Showing 6 problems of 25
- #1easyvery frequently asked
1. Two Sum
Find two numbers in an array that add up to a target. Hugging Face uses this as a warm-up to test whether candidates think in hash maps — the same O(1) lookup mindset that underlies efficient tokenizer vocabulary lookups in ML pipelines.
- #4hardsometimes asked
4. Median of Two Sorted Arrays
Find the median of two sorted arrays in O(log(m+n)) time. Hugging Face uses this to test binary search on abstract search spaces — a skill that transfers to efficiently finding threshold values in calibration curves for ML model confidence scoring.
- #127hardsometimes asked
127. Word Ladder
Find the shortest word transformation sequence from begin to end using a dictionary. Hugging Face uses this BFS shortest-path problem to probe graph construction from implicit edges — the same skill needed to build token neighborhood graphs for nearest-neighbor search in embedding spaces.
- #146mediumvery frequently asked
146. LRU Cache
Design a cache that evicts the least-recently-used entry when full. Hugging Face uses this because it mirrors a real problem they solve at scale — caching tokenizer outputs and hosted model inference results where stale entries must be evicted under memory pressure to serve millions of API requests efficiently.

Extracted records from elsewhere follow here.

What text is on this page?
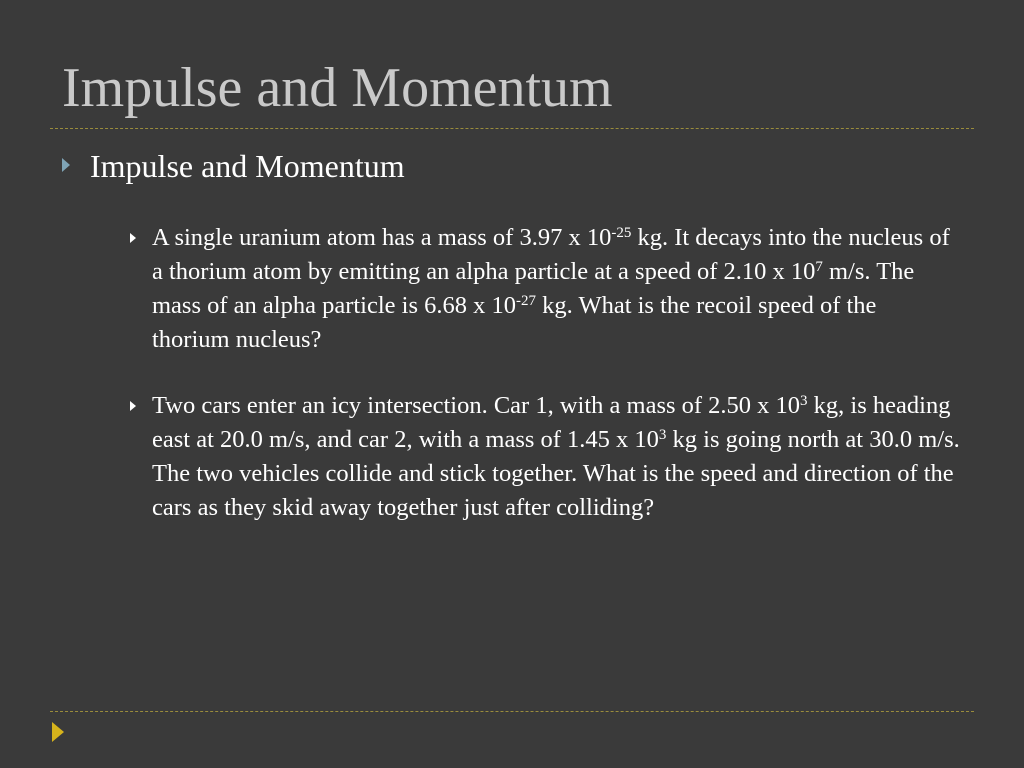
Impulse and Momentum
Impulse and Momentum
A single uranium atom has a mass of 3.97 x $10^{-25}$ kg. It decays into the nucleus of a thorium atom by emitting an alpha particle at a speed of 2.10 x $10^7$ m/s. The mass of an alpha particle is 6.68 x $10^{-27}$ kg. What is the recoil speed of the thorium nucleus?
Two cars enter an icy intersection. Car 1, with a mass of 2.50 x $10^3$ kg, is heading east at 20.0 m/s, and car 2, with a mass of 1.45 x $10^3$ kg is going north at 30.0 m/s. The two vehicles collide and stick together. What is the speed and direction of the cars as they skid away together just after colliding?
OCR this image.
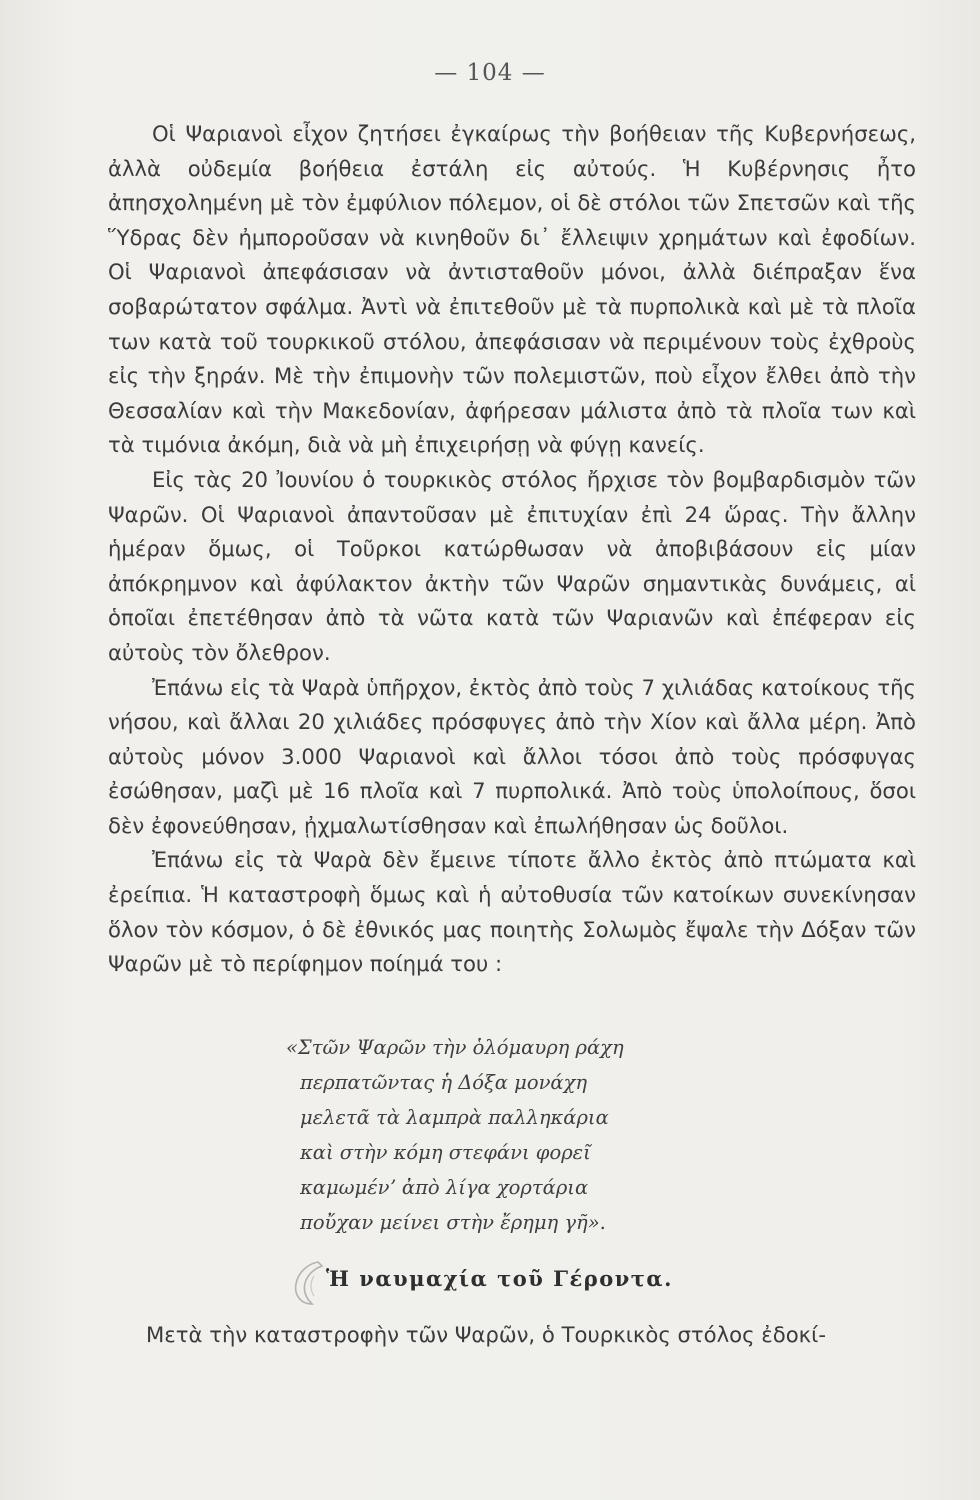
— 104 —

Οἱ Ψαριανοὶ εἶχον ζητήσει ἐγκαίρως τὴν βοήθειαν τῆς Κυβερνήσεως, ἀλλὰ οὐδεμία βοήθεια ἐστάλη εἰς αὐτούς. Ἡ Κυβέρνησις ἦτο ἀπησχολημένη μὲ τὸν ἐμφύλιον πόλεμον, οἱ δὲ στόλοι τῶν Σπετσῶν καὶ τῆς Ὕδρας δὲν ἠμποροῦσαν νὰ κινηθοῦν δι᾽ ἔλλειψιν χρημάτων καὶ ἐφοδίων. Οἱ Ψαριανοὶ ἀπεφάσισαν νὰ ἀντισταθοῦν μόνοι, ἀλλὰ διέπραξαν ἕνα σοβαρώτατον σφάλμα. Ἀντὶ νὰ ἐπιτεθοῦν μὲ τὰ πυρπολικὰ καὶ μὲ τὰ πλοῖα των κατὰ τοῦ τουρκικοῦ στόλου, ἀπεφάσισαν νὰ περιμένουν τοὺς ἐχθροὺς εἰς τὴν ξηράν. Μὲ τὴν ἐπιμονὴν τῶν πολεμιστῶν, ποὺ εἶχον ἔλθει ἀπὸ τὴν Θεσσαλίαν καὶ τὴν Μακεδονίαν, ἀφήρεσαν μάλιστα ἀπὸ τὰ πλοῖα των καὶ τὰ τιμόνια ἀκόμη, διὰ νὰ μὴ ἐπιχειρήσῃ νὰ φύγῃ κανείς.

Εἰς τὰς 20 Ἰουνίου ὁ τουρκικὸς στόλος ἤρχισε τὸν βομβαρδισμὸν τῶν Ψαρῶν. Οἱ Ψαριανοὶ ἀπαντοῦσαν μὲ ἐπιτυχίαν ἐπὶ 24 ὥρας. Τὴν ἄλλην ἡμέραν ὅμως, οἱ Τοῦρκοι κατώρθωσαν νὰ ἀποβιβάσουν εἰς μίαν ἀπόκρημνον καὶ ἀφύλακτον ἀκτὴν τῶν Ψαρῶν σημαντικὰς δυνάμεις, αἱ ὁποῖαι ἐπετέθησαν ἀπὸ τὰ νῶτα κατὰ τῶν Ψαριανῶν καὶ ἐπέφεραν εἰς αὐτοὺς τὸν ὄλεθρον.

Ἐπάνω εἰς τὰ Ψαρὰ ὑπῆρχον, ἐκτὸς ἀπὸ τοὺς 7 χιλιάδας κατοίκους τῆς νήσου, καὶ ἄλλαι 20 χιλιάδες πρόσφυγες ἀπὸ τὴν Χίον καὶ ἄλλα μέρη. Ἀπὸ αὐτοὺς μόνον 3.000 Ψαριανοὶ καὶ ἄλλοι τόσοι ἀπὸ τοὺς πρόσφυγας ἐσώθησαν, μαζὶ μὲ 16 πλοῖα καὶ 7 πυρπολικά. Ἀπὸ τοὺς ὑπολοίπους, ὅσοι δὲν ἐφονεύθησαν, ᾐχμαλωτίσθησαν καὶ ἐπωλήθησαν ὡς δοῦλοι.

Ἐπάνω εἰς τὰ Ψαρὰ δὲν ἔμεινε τίποτε ἄλλο ἐκτὸς ἀπὸ πτώματα καὶ ἐρείπια. Ἡ καταστροφὴ ὅμως καὶ ἡ αὐτοθυσία τῶν κατοίκων συνεκίνησαν ὅλον τὸν κόσμον, ὁ δὲ ἐθνικός μας ποιητὴς Σολωμὸς ἔψαλε τὴν Δόξαν τῶν Ψαρῶν μὲ τὸ περίφημον ποίημά του :

«Στῶν Ψαρῶν τὴν ὁλόμαυρη ράχη
περπατῶντας ἡ Δόξα μονάχη
μελετᾶ τὰ λαμπρὰ παλληκάρια
καὶ στὴν κόμη στεφάνι φορεῖ
καμωμένʼ ἀπὸ λίγα χορτάρια
ποὔχαν μείνει στὴν ἔρημη γῆ».
Ἡ ναυμαχία τοῦ Γέροντα.
Μετὰ τὴν καταστροφὴν τῶν Ψαρῶν, ὁ Τουρκικὸς στόλος ἐδοκί-
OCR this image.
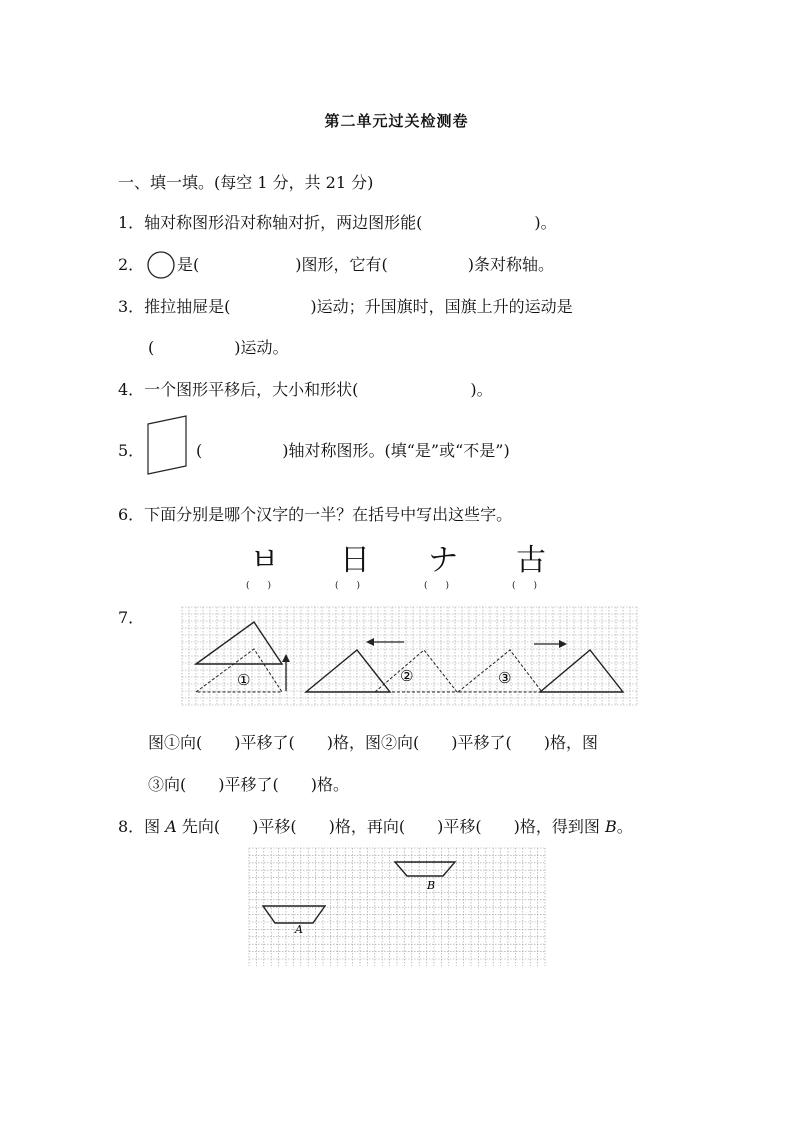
第二单元过关检测卷
一、填一填。(每空 1 分，共 21 分)
1．轴对称图形沿对称轴对折，两边图形能(　　　　　　　)。
2． 是(　　　　　　)图形，它有(　　　　　)条对称轴。
3．推拉抽屉是(　　　　　)运动；升国旗时，国旗上升的运动是
(　　　　　)运动。
4．一个图形平移后，大小和形状(　　　　　　　)。
5．	(　　　　　)轴对称图形。(填“是”或“不是”)
6．下面分别是哪个汉字的一半？在括号中写出这些字。
ㅂ 日 ナ 古
(　　)	(　　)	(　　)	(　　)
7．
①	②	③
图①向(　　)平移了(　　)格，图②向(　　)平移了(　　)格，图
③向(　　)平移了(　　)格。
8．图 A 先向(　　)平移(　　)格，再向(　　)平移(　　)格，得到图 B。
B
A
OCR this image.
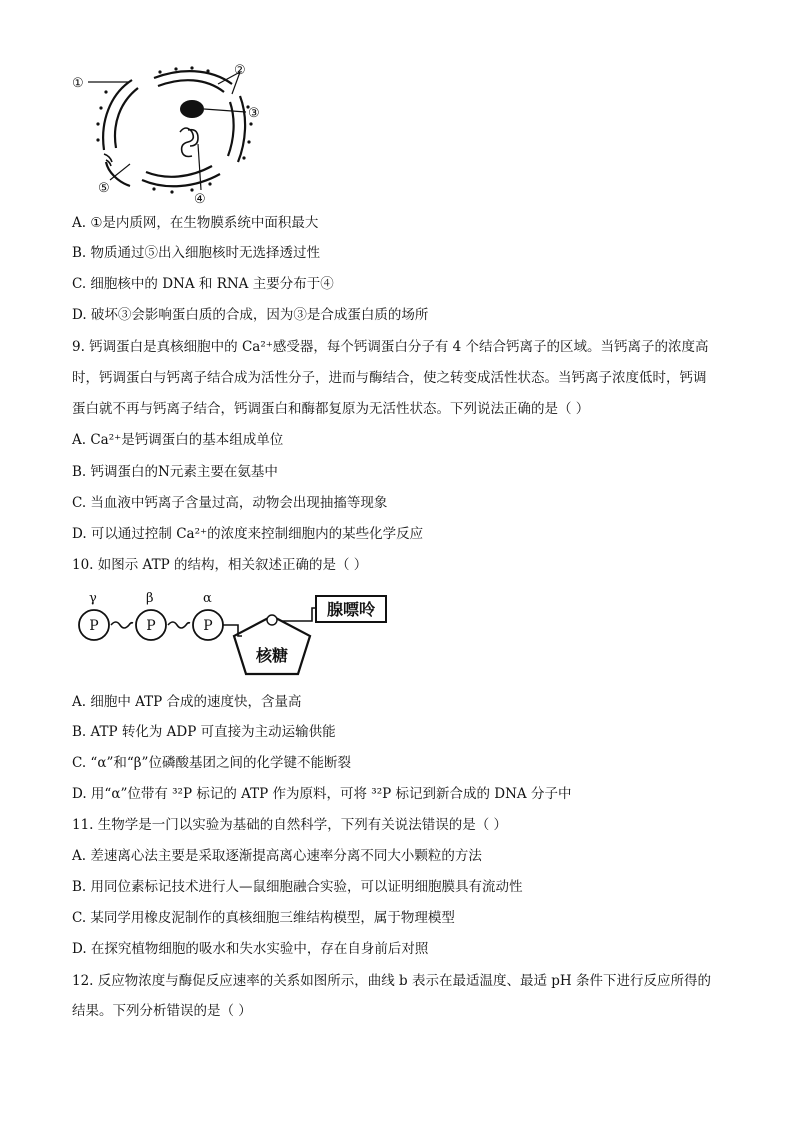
①
②
③
④
⑤
A. ①是内质网，在生物膜系统中面积最大
B. 物质通过⑤出入细胞核时无选择透过性
C. 细胞核中的 DNA 和 RNA 主要分布于④
D. 破坏③会影响蛋白质的合成，因为③是合成蛋白质的场所
9. 钙调蛋白是真核细胞中的 Ca²⁺感受器，每个钙调蛋白分子有 4 个结合钙离子的区域。当钙离子的浓度高
时，钙调蛋白与钙离子结合成为活性分子，进而与酶结合，使之转变成活性状态。当钙离子浓度低时，钙调
蛋白就不再与钙离子结合，钙调蛋白和酶都复原为无活性状态。下列说法正确的是（ ）
A. Ca²⁺是钙调蛋白的基本组成单位
B. 钙调蛋白的N元素主要在氨基中
C. 当血液中钙离子含量过高，动物会出现抽搐等现象
D. 可以通过控制 Ca²⁺的浓度来控制细胞内的某些化学反应
10. 如图示 ATP 的结构，相关叙述正确的是（ ）
γ	β	α
P	P	P
腺嘌呤
核糖
A. 细胞中 ATP 合成的速度快，含量高
B. ATP 转化为 ADP 可直接为主动运输供能
C. “α”和“β”位磷酸基团之间的化学键不能断裂
D. 用“α”位带有 ³²P 标记的 ATP 作为原料，可将 ³²P 标记到新合成的 DNA 分子中
11. 生物学是一门以实验为基础的自然科学，下列有关说法错误的是（ ）
A. 差速离心法主要是采取逐渐提高离心速率分离不同大小颗粒的方法
B. 用同位素标记技术进行人—鼠细胞融合实验，可以证明细胞膜具有流动性
C. 某同学用橡皮泥制作的真核细胞三维结构模型，属于物理模型
D. 在探究植物细胞的吸水和失水实验中，存在自身前后对照
12. 反应物浓度与酶促反应速率的关系如图所示，曲线 b 表示在最适温度、最适 pH 条件下进行反应所得的
结果。下列分析错误的是（ ）
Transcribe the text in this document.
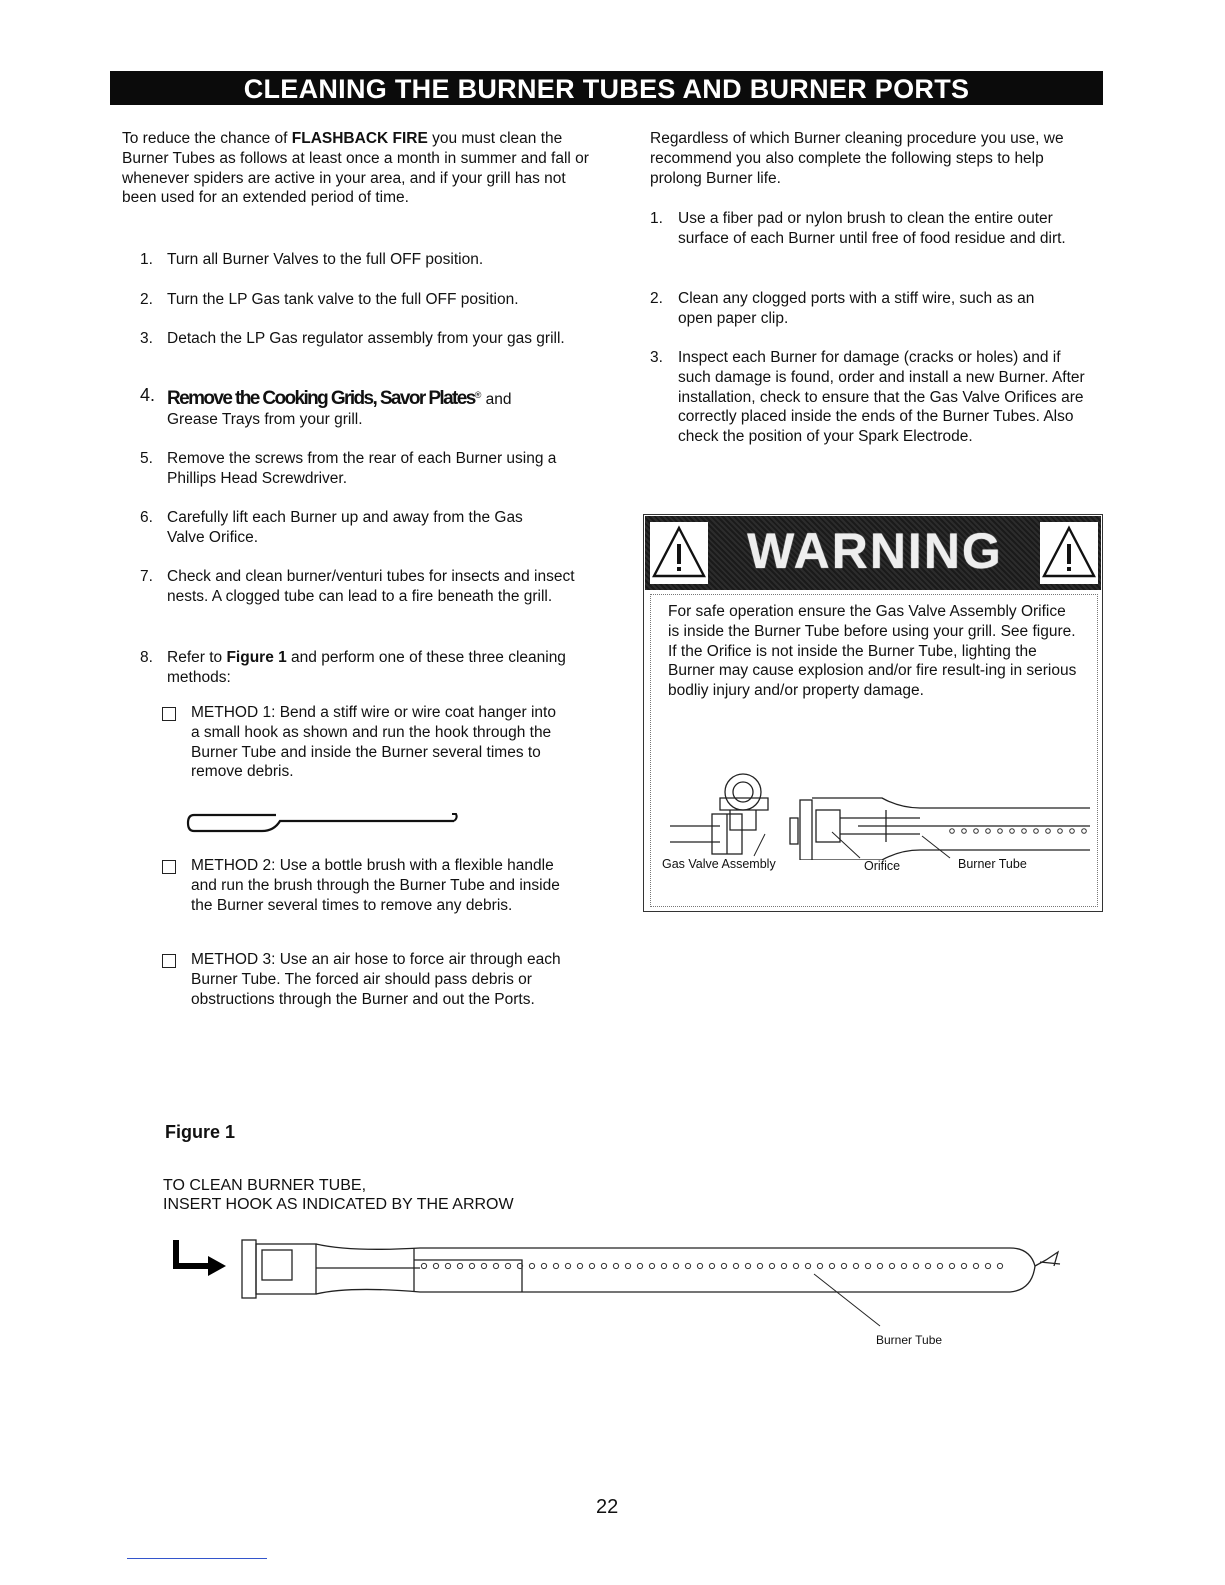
CLEANING THE BURNER TUBES AND BURNER PORTS
To reduce the chance of FLASHBACK FIRE you must clean the Burner Tubes as follows at least once a month in summer and fall or whenever spiders are active in your area, and if your grill has not been used for an extended period of time.
1. Turn all Burner Valves to the full OFF position.
2. Turn the LP Gas tank valve to the full OFF position.
3. Detach the LP Gas regulator assembly from your gas grill.
4. Remove the Cooking Grids, Savor Plates® and
Grease Trays from your grill.
5. Remove the screws from the rear of each Burner using a Phillips Head Screwdriver.
6. Carefully lift each Burner up and away from the Gas Valve Orifice.
7. Check and clean burner/venturi tubes for insects and insect nests. A clogged tube can lead to a fire beneath the grill.
8. Refer to Figure 1 and perform one of these three cleaning methods:
METHOD 1: Bend a stiff wire or wire coat hanger into a small hook as shown and run the hook through the Burner Tube and inside the Burner several times to remove debris.
METHOD 2: Use a bottle brush with a flexible handle and run the brush through the Burner Tube and inside the Burner several times to remove any debris.
METHOD 3: Use an air hose to force air through each Burner Tube. The forced air should pass debris or obstructions through the Burner and out the Ports.
Regardless of which Burner cleaning procedure you use, we recommend you also complete the following steps to help prolong Burner life.
1. Use a fiber pad or nylon brush to clean the entire outer surface of each Burner until free of food residue and dirt.
2. Clean any clogged ports with a stiff wire, such as an open paper clip.
3. Inspect each Burner for damage (cracks or holes) and if such damage is found, order and install a new Burner. After installation, check to ensure that the Gas Valve Orifices are correctly placed inside the ends of the Burner Tubes. Also check the position of your Spark Electrode.
WARNING
For safe operation ensure the Gas Valve Assembly Orifice is inside the Burner Tube before using your grill. See figure. If the Orifice is not inside the Burner Tube, lighting the Burner may cause explosion and/or fire result-ing in serious bodliy injury and/or property damage.
Gas Valve Assembly	Orifice	Burner Tube
Figure 1
TO CLEAN BURNER TUBE,
INSERT HOOK AS INDICATED BY THE ARROW
Burner Tube
22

- #208mediumvery frequently asked
208. Implement Trie (Prefix Tree)
Build a prefix tree that supports insert, search, and startsWith. Hugging Face uses this because a Trie is the canonical data structure for prefix-based token lookup in tokenizer vocabularies — understanding it deeply signals you can reason about the internals of text processing infrastructure.
- #217easysometimes asked
217. Contains Duplicate
Return true if any value appears at least twice in an array. Hugging Face uses this as a hash-set baseline — the same deduplication logic that filters repeated tokens, removes duplicate dataset examples, and deduplicates model card identifiers in the Hub registry.